Is Hennessy Making Up Mexican History to Boost Cognac Sales?

Got to the office late Wednesday, and greeting me was a bottle of Hennessy cognac. Curious, I saw a press release attached to the box that contained the bottle and immediately became bewildered--and not just because I started pouring that sweet nectar down my gullet.

Hennessy is commemorating Mexico's bicentennial by releasing a special bottle to coincide with September's coming celebrations. "It is Hennessy's privilege to be part of Mexico's rich heritage and cultural celebrations," Hennesy's director of Hispanic marketing is quoted as saying in the press release. "Hennessy was the spirit of choice 200 years ago as Mexican soldiers and civilians toasted to their victory in battle. We are proud to recognize this powerful legacy and honor the 200th anniversary with an exclusive, commemorative box set perfect for gifting."

¿QUE QUE?


I've heard most legends and history regarding the course of Mexican history, from the allegation that Dubya's granddaddy stole the head of Pancho Villa to the hidden treasure of the last Aztec emperor Cuauhtemoc, but Hennessy's claim is the first time I've ever heard of it. It's not even listed in Hennessy's flashy video on its website marking its history. It makes no sense: commoners in 19th-century Mexico would've preferred pulque, mezcal, or other drinks that the ancients brewed--or perhaps tequila. And the upper classes--while loving their brandy--probably wouldn't have chosen a Mexican brand.

The box containing the Hennessy bottle featured a sketch of people toasting with the recollections of someone stating that Mexicans celebrated independence from Spain with Hennessy. The problem with the recollection is that it dates back to 1938, and is attributed to not to a historian or politician, but a Vidaurreta. I asked Jennifer Reza, who's doing publicity for Hennessy's commemorative bottle, about her source for the company's claim. "The full name is Valentin Vidaurreta, a Mexican artisan (illustrator and designer)," Reza replied via email. "His sketch was discovered by someone at the House of Hennessy on a trip to Mexico, many years ago (we don't know when). Additionally,  a reproduction of the sketch hangs at Chateau Bagnolet in Cognac, France, the official House of Hennessy."

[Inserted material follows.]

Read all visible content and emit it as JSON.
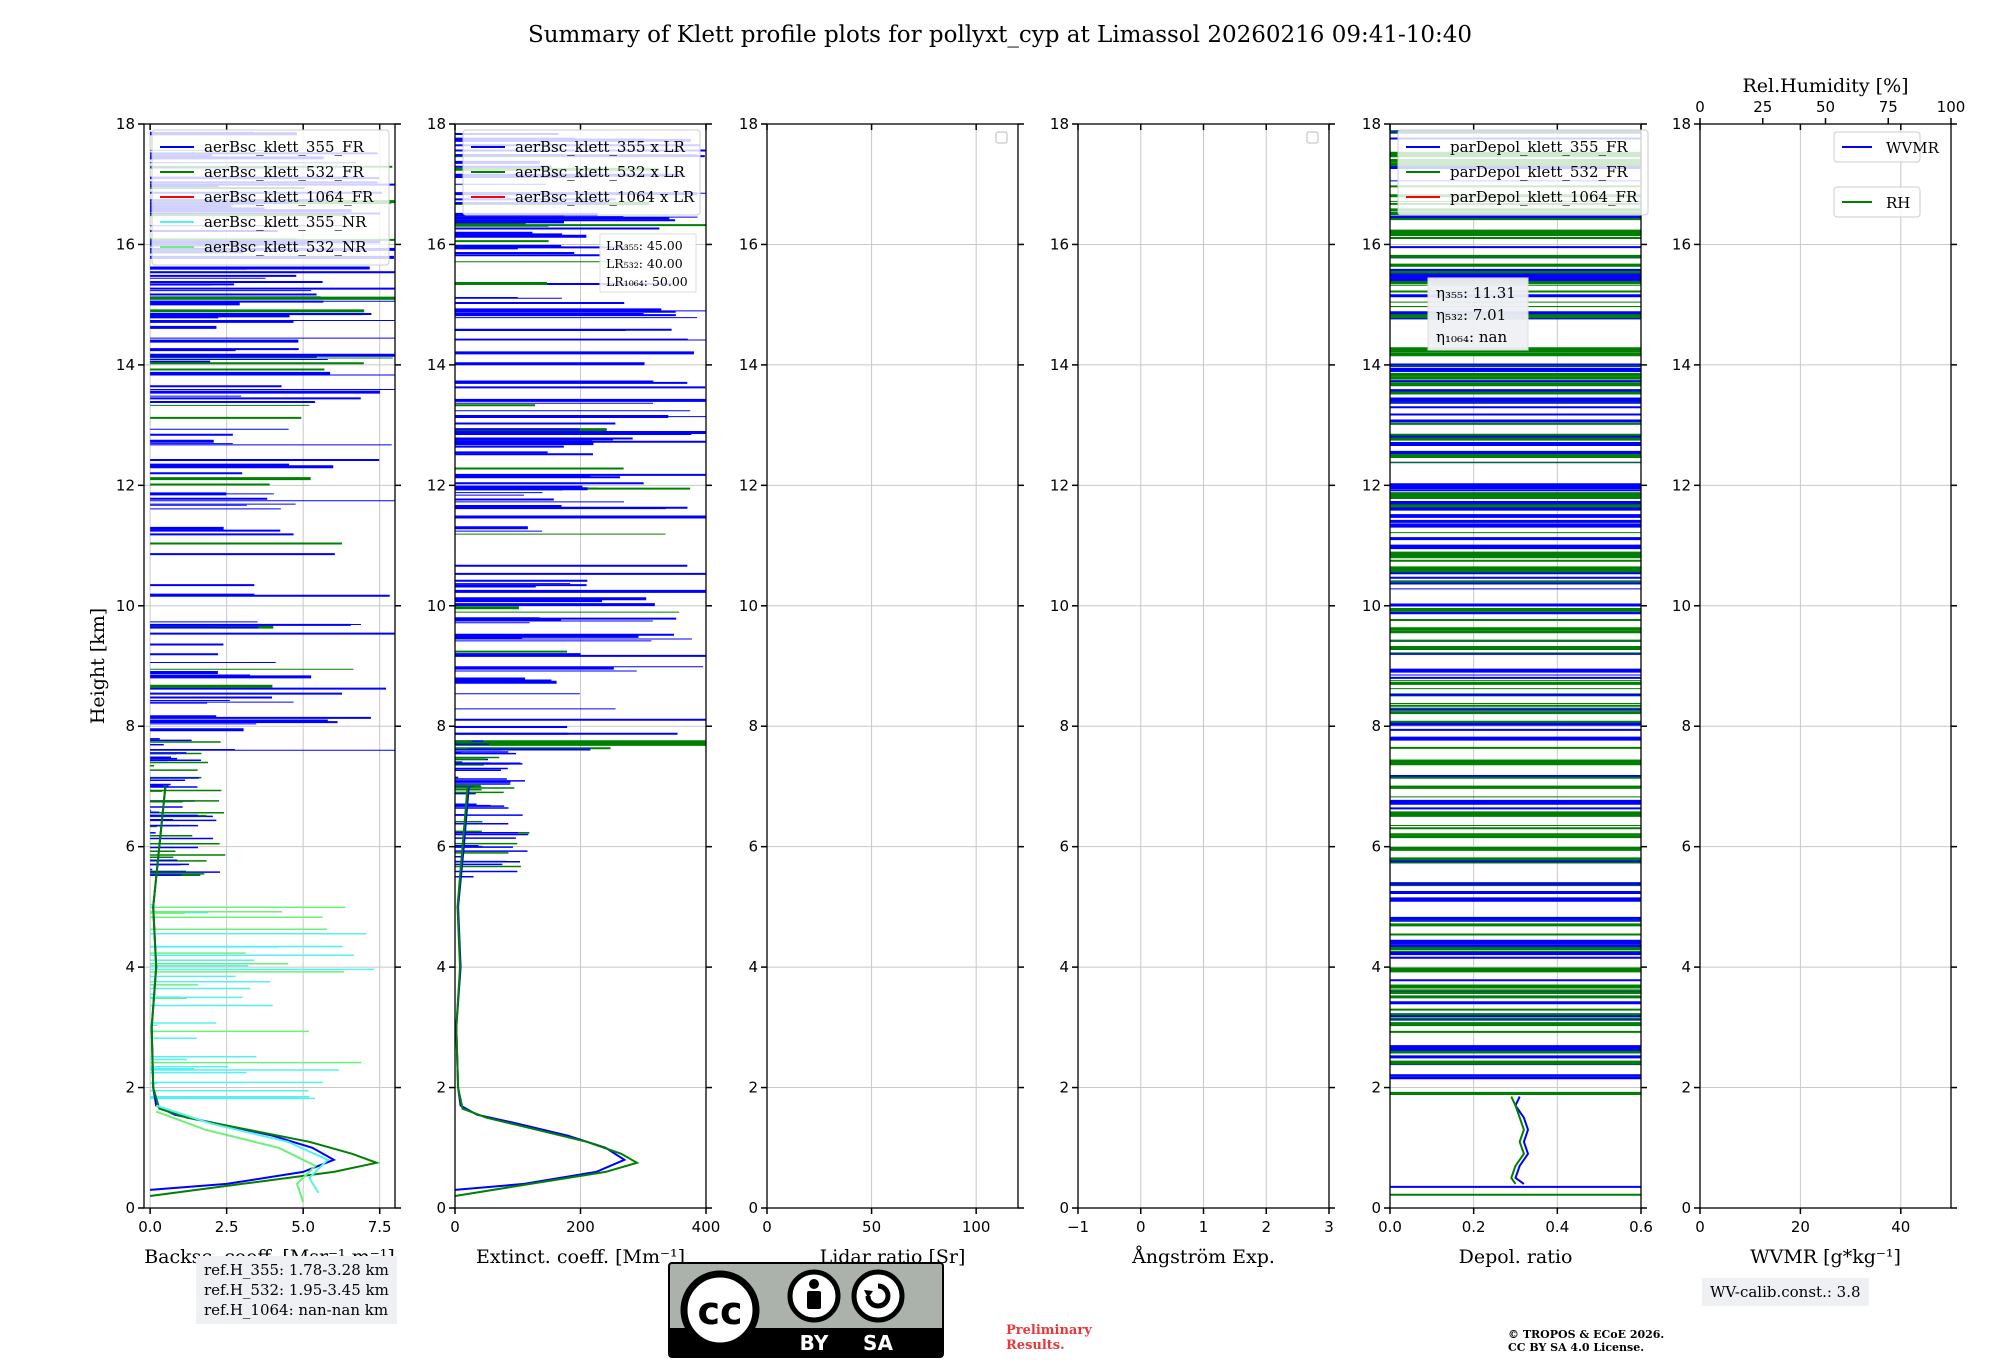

Hmmm...a sketch and a recollection "discovered" by a Hennessy employee "many years ago"? Sounds like the telling of Anaheim's founding goat to me.

Mexico has a habit of aggrandizing the slightest patriotic story (los niños heroes, la adelita, Siete Leguas, etc.), and this is one story I didn't grow up on or is repeated ad nauseum. Hennessy is good stuff, but their historical claims tying them to la independencia go down about as smooth as a bottle of Sauza. Primary, contemporary documentation, por favor!